Middlefield Banc Corp.
September 20, 2022
Page 2 of 3
In connection with our review of the Agreement, the Certificates, the Registration Statement, and the other documents referenced above, we have assumed with your permission the genuineness of all signatures, the authenticity of all items submitted to us as originals, the uniformity with authentic originals of all items submitted to us as copies, and the conformity to final versions of all items submitted to us in draft version. We also have assumed, with your permission and without independent verification or investigation, that: (i) we have been provided with true, correct, and complete copies of all such documents, (ii) none of such documents has been amended or modified, (iii) all such documents are in full force and effect in accordance with the terms thereof, (iv) there are no other documents that affect the opinion hereinafter set forth, and (v) the documents reviewed by us reflect the entire agreement of the parties thereto with respect to the subject matter thereof and constitute the valid and binding obligations of said parties, enforceable against the parties in accordance with their respective terms. In addition, we assume that all representations made to the knowledge of any person or entity or with similar qualification are, and will be as of the Effective Time, true and correct as if made without such qualification and that neither Liberty nor Middlefield will notify us at or before the Effective Time that any statement or representation made in a Certificate is no longer complete and accurate. We further assume that cash received by Dissenting Shareholders as of the Effective Time will have no material impact on the continuity of interest of Liberty shareholders for federal income tax purposes; in particular, we assume that no Dissenting Shareholder will receive an amount per Dissenting Share that will materially exceed the product of (i) the number of shares of Middlefield Common Stock to which the holder of Liberty Common Shares otherwise would have been entitled under the Agreement for each of such holder’s Liberty Common Shares, and (ii) the closing price of a share of Middlefield Common Stock on the day prior to the date of the Effective Time, as reported on the Nasdaq stock exchange. Finally, we assume that none of the parties to the Agreement will waive any of the conditions to closing set forth in Article VIII of the Agreement. All assumptions described above have been made with your permission.
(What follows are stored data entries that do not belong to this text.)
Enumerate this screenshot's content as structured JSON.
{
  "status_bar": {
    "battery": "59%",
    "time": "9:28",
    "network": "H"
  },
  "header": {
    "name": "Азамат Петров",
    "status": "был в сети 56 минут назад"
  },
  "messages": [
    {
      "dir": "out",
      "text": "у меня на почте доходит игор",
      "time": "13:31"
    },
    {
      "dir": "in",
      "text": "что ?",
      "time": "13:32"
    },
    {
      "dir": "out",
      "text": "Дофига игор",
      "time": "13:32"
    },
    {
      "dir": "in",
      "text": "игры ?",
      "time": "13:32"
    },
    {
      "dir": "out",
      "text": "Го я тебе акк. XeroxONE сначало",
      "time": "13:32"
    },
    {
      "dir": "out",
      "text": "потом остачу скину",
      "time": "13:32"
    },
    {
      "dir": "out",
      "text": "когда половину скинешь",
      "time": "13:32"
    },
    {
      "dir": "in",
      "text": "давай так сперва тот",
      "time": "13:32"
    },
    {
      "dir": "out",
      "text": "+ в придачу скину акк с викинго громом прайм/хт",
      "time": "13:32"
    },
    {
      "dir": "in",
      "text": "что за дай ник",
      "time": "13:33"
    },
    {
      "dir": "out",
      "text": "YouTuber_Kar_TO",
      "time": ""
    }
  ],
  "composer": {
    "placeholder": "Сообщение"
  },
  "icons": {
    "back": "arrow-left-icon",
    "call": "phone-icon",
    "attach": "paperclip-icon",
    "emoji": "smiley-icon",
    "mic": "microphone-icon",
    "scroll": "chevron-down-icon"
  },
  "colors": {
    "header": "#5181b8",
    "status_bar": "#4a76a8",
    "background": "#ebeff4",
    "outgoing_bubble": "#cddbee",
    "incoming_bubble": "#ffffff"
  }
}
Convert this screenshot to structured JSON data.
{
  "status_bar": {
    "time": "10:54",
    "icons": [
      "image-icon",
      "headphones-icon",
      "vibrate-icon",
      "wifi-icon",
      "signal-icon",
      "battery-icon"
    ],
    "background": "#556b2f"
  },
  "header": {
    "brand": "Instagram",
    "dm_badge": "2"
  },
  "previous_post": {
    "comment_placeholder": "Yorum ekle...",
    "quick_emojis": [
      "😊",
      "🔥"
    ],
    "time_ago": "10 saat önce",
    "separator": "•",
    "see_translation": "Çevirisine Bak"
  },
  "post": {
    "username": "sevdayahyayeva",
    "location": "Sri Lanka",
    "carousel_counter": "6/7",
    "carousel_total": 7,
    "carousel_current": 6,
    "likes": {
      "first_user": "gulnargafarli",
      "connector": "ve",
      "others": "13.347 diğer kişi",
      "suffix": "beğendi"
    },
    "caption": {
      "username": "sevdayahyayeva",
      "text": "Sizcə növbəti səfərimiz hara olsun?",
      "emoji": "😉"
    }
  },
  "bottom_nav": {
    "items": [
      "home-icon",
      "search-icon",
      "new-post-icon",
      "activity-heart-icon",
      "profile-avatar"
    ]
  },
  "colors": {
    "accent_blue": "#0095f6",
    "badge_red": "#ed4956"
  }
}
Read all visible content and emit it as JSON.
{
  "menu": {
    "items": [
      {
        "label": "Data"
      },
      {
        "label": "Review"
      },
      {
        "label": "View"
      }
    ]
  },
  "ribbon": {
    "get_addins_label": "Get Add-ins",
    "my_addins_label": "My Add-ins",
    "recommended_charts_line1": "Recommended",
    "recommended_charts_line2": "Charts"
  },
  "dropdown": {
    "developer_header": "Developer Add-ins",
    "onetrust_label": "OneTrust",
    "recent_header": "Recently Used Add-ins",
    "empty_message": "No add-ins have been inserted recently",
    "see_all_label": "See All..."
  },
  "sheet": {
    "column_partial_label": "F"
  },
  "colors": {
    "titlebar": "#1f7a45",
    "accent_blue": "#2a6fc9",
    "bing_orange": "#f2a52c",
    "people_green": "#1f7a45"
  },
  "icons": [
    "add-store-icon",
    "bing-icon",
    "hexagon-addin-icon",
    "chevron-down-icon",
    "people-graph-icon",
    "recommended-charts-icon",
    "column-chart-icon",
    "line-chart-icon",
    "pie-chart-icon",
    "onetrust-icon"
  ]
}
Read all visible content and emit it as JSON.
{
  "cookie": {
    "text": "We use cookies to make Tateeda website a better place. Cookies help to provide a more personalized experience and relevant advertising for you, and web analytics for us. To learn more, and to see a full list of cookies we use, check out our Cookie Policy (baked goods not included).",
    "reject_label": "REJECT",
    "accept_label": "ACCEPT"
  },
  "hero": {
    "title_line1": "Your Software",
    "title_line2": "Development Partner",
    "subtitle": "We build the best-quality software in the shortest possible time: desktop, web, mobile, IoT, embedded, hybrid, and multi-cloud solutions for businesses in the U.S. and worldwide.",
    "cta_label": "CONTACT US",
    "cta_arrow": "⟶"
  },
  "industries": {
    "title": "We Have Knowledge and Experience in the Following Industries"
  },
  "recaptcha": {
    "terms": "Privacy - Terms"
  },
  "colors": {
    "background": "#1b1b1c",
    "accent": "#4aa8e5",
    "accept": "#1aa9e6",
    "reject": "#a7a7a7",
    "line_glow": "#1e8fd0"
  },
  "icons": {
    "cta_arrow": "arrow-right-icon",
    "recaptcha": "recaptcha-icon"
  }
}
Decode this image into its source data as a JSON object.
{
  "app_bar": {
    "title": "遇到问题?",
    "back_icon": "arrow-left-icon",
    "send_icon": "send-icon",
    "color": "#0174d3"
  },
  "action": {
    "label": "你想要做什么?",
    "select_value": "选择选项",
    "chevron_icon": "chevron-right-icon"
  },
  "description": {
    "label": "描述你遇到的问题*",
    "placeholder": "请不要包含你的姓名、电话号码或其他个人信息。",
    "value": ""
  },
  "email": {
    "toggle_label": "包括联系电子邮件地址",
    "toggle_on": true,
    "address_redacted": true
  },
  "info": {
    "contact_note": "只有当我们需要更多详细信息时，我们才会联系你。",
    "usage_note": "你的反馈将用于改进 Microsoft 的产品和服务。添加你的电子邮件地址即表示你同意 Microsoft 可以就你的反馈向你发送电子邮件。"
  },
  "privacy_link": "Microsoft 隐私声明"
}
Subject to the foregoing and any other assumptions, limitations, and qualifications specified herein, (i) it is our opinion that, for U.S. federal income tax purposes, the Merger will qualify as a reorganization within the meaning of Section 368(a) of the Internal Revenue Code of 1986, as amended (the “Code”), and (ii) the discussion contained in the Registration Statement under the caption “THE MERGER — Material U.S. Federal Income Tax Consequences of the Merger,” subject to the limitations, qualifications, and assumptions described therein, is our opinion regarding the U.S. federal income tax consequences that are material to a U.S. holder of Liberty Common Shares that holds such shares as a capital asset.
Our opinion is limited to the foregoing U.S. federal income tax consequences of the Merger, which are the only matters as to which you have requested our opinion. We do not address any other U.S. federal income tax consequences of the Merger or other matters of federal law and have not considered matters (including state or local tax consequences) arising under the laws of any jurisdiction other than matters of federal law arising under the laws of the United States. Specifically, we do not address the impact of or on any employee benefit plan and of or on any employment, compensation or severance agreement. We, further, do not address any tax consequences resulting from a change in the method of effecting the combination of Liberty and Middlefield from that of a merger of Liberty into Merger Sub with Merger Sub as the Surviving Company.